Then he pulled down some of his favorites from the shelves. “You must be familiar with all of these.”

I too looked a little embarrassed. “Only a few.” I did not want to say so, but instead of reading about meditation, I had used my time to practice it.

If you want to know the mystical tradition, don’t rely on books about the mystics; go directly to the great mystics themselves. A scholarly presentation may have its place, but personal testimonies are infinitely more helpful. When I was a student of English literature, we were expected to know a great deal about Shakespeare’s plays: Hamlet’s motivation, the psychology of Lady Macbeth, the kinds of comedy in A Midsummer Night’s Dream. How many books I read by how many scholars, critics, producers, theater historians, actors — all of it about Shakespeare; scores and scores of books from secondary perspectives. I read what Richards thought about Bradley’s comment on Coleridge’s opinion of Dryden’s evaluation of Shakespeare in his “Essay of Dramatic Poesy.” Endless! Only later did I realize that by poring over the words of Shakespeare himself, I could have penetrated into the characters, the plot twists, the poetry, the very texture of the plays and of Shakespeare’s spirit. But I did not know this at the time; I probably lacked the confidence to put it into practice. Only after I learned to meditate and began to trust my own powers of observation did I see that I had mistaken a packet of maps for the land.

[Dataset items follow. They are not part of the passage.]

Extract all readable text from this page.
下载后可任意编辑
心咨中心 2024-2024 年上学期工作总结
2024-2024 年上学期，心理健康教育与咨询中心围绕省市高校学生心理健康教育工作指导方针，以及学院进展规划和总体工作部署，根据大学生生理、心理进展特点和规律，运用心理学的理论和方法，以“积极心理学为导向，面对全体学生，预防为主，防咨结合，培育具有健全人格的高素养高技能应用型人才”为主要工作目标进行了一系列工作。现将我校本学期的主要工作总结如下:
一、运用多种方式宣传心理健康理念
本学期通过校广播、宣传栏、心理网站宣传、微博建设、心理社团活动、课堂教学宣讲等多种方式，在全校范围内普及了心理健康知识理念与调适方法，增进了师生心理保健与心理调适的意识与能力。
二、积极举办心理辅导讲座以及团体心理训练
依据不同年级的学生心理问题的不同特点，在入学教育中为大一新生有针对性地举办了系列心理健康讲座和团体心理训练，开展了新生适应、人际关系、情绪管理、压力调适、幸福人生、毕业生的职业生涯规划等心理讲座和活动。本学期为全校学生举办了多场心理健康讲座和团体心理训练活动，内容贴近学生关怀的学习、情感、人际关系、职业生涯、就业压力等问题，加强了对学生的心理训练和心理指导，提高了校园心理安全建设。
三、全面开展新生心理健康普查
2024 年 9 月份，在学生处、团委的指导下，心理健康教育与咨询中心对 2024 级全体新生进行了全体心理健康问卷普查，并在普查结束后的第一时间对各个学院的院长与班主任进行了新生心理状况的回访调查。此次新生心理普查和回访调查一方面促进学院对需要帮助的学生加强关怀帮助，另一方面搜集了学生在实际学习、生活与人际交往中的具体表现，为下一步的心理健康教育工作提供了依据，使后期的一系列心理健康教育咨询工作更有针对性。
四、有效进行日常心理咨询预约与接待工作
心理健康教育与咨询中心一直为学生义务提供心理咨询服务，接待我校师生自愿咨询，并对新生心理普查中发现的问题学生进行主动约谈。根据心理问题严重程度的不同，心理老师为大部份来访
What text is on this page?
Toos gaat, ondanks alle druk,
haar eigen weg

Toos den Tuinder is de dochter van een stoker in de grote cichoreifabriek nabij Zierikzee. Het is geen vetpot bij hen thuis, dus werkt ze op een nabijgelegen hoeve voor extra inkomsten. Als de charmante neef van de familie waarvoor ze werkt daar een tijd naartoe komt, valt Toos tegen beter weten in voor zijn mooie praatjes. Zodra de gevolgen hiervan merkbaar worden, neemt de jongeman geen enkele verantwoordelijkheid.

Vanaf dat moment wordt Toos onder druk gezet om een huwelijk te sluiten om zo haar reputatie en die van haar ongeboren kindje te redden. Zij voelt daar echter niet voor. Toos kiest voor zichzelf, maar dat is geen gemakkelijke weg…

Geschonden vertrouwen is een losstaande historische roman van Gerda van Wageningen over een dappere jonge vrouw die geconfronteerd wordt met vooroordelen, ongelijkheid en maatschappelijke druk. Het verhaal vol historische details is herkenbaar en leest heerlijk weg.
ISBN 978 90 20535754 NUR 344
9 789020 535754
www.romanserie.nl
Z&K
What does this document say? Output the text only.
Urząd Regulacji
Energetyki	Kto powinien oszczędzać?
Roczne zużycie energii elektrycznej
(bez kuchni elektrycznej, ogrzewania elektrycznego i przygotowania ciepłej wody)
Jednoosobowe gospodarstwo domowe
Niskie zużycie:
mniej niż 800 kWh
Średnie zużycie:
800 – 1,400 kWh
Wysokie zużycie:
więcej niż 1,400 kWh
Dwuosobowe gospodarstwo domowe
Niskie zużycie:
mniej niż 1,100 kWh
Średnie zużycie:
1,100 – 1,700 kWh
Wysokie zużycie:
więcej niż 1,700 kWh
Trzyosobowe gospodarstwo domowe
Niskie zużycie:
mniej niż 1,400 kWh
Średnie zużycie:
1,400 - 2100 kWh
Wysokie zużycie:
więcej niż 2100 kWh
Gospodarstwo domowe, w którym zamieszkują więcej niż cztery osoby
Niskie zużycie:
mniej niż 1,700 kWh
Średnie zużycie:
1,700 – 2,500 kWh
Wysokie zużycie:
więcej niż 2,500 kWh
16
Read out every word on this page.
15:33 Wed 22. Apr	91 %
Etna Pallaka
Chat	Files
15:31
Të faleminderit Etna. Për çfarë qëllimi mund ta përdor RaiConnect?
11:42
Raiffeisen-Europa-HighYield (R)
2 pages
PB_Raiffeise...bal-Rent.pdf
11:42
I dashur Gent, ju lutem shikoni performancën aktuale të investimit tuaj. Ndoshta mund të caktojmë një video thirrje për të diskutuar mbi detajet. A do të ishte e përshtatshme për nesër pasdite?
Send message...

So please read the words of Saint Augustine and don’t do what I did with the Bard and read what A claims B said C thought about Saint Augustine. The opportunities to detour increase all the time; so many books on the spiritual life are available, an overwhelming array. Don’t spend time on faint reflections; go directly to the sources of radiance.

Books chosen from the annals of mysticism should be read slowly and well. We are not after information, but understanding and inspiration. Take in a little every day, reflect on it, and then try to practice what you have learned.

There is a tale of a man who found on the road a large stone bearing the words, “Under me lies a great truth.” The man strained to turn the stone over and finally succeeded. On the bottom was written, “Why do you want a new truth when you do not practice what you already know?”

In spiritual reading, too, it takes time to assimilate the truths we meet. Far better to read a few books and make them your own than to read many books quickly and superficially — just as you will grow more crops by cultivating your own garden, however tiny, than by flying in an airplane over all the farmland in the county.